– Моя фамилия – Шапошников! Слышишь, ты, тварь…
Очнулся я, когда Надька влетела в класс, вцепилась в мои плечи и стала оттягивать назад. Опомнился и отпустил ворот кушнаревской рубашки, который скрутил так, что лицо Кушнарева из красного уже превращалось в синее… Теперь мы с ним оба могли дышать. Дело в том, что когда на меня вот это накатывает… ну, ненависть… я начинаю задыхаться. По-настоящему задыхаться. Как сумасшедший делаюсь, честное слово.
Мне редко приходилось драться. Вообще, я считаю, это очень глупое занятие. Дикость, жестокость – это все само собой, но главное, по-моему, – это глупость. Потому что в драке, если вдуматься, проигрывают все… Но порой находит на меня что-то… отчего, говорю вам, самому бывает жутко: перестаю себя помнить. Это когда уж за самое живое задевают.
Кушнарев подобрал с пола пуговку и прямо зубы оскалил и заскрипел ими на всю школу, как немазаными ржавыми петлями. И выбежал вон.
Надька проводила его злорадным взглядом и застонала, закатывая глаза под лоб:
– О-ой-й-й, Шапошнико-ов… Чего я сейчас видела-а… Он ей чего-то: ля-ля-ля, ля-ля-ля! А я стою же под окном! Но, гадство… Нич-чего не слышно! Ритка – ну рысь настоящая! Он ей: ля-ля-ля! Только руку протянул – а она его: хлесь! хлесь по харе! Слышь, а чего это ты с Кушнарем схватился, а? Тоже, что ли, в Ритку втрескался? Ну и дурак! Плевала она на всех на вас! Не ее поля ягоды! Ну, Кушнарь… Ну заполучил! Ну держи…

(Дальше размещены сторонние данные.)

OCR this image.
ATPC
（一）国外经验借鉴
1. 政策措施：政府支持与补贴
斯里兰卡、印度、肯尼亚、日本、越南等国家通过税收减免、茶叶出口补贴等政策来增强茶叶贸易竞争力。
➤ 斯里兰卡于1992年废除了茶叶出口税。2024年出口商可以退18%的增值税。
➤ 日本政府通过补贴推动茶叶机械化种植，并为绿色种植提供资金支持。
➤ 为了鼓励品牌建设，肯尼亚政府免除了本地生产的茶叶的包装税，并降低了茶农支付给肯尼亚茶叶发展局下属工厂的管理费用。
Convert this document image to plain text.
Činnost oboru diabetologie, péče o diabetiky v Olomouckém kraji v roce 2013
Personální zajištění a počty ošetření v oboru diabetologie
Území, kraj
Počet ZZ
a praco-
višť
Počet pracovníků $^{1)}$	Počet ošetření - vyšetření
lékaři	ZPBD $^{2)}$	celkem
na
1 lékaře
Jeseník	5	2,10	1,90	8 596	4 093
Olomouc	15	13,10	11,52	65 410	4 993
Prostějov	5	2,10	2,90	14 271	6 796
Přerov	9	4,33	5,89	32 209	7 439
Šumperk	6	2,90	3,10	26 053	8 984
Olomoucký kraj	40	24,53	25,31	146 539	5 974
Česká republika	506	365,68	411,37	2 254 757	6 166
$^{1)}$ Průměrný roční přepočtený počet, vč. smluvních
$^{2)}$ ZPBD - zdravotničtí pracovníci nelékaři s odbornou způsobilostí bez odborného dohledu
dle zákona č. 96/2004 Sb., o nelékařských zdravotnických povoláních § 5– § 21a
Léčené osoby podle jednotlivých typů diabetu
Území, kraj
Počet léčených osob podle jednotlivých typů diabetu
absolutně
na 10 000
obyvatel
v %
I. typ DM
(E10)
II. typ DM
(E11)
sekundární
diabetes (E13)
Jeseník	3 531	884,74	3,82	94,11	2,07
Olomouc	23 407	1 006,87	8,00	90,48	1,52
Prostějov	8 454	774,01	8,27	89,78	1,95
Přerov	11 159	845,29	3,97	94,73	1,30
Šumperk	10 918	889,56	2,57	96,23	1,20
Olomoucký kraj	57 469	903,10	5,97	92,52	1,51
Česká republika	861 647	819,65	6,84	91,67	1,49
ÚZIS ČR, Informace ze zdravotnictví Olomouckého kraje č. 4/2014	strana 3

Я машинально взял протянутую мне сигарету. Надька просунула швабру в дверную ручку, накинула пальто на плечи, и мы отошли к открытому окну, сели там на парту.
– Ну дела-а!.. Кино и немцы! Молодец Ритка! Н-на! Н-на! Гнида этот Кушнарев… Думает, если у него брат сидел, значит, ему теперь все можно!
Она зажгла спичку и, держа ее вытянутыми пальцами за самый кончик, протянула мне.
– Он что, лез к ней, приставал? – спросил я, так же механически прикуривая.
– Не-ет! При мне, при моих глазах то есть, один раз только руку протянул… Они просто разговаривали.
– О чем, интересно…
– Не знаю, о любви, наверно… Но по роже она ему съездила – это за Горшка, точно! Еще вчера грозилась. Молодец! А то кто за него еще может отомстить? Ее-то он не посмеет тронуть, кишка тонка…
– Погоди, погоди… Что-то я не усек, – сказал я, пытаясь побороть отупение, которое вместе с легким головокружением нахлынуло на меня после первой же настоящей затяжки. – При чем здесь Рита, и при чем здесь Горшок, и при чем здесь Кушнарев?..
– Как это – при чем! Ты что, дурак или притворяешься, Шапкин? Или ты уже из-за своей Валечки Бабулечкиной вообще ослеп, ничего кругом не видишь?
– Как я могу это видеть… это же все происходит за кадром, понимаешь?
– Шапкин, у тебя что, и правда сдвиг по фазе? Я сейчас закричу…
– Подожди, но ведь с Горшком-то – Верников…
– Э-э-эх! – покачала головой Петракова и плюнула за подоконник. – Ты, наверное, только в фотографии и кумекаешь… Это же все Кушнарь подстроил, гнида поганая. Он их стравил, а сам – в сторонку. Чистенький, не подкопаешься. Он же от Завьяловой всех остальных отшил давным-давно, эти только два дурака оставались…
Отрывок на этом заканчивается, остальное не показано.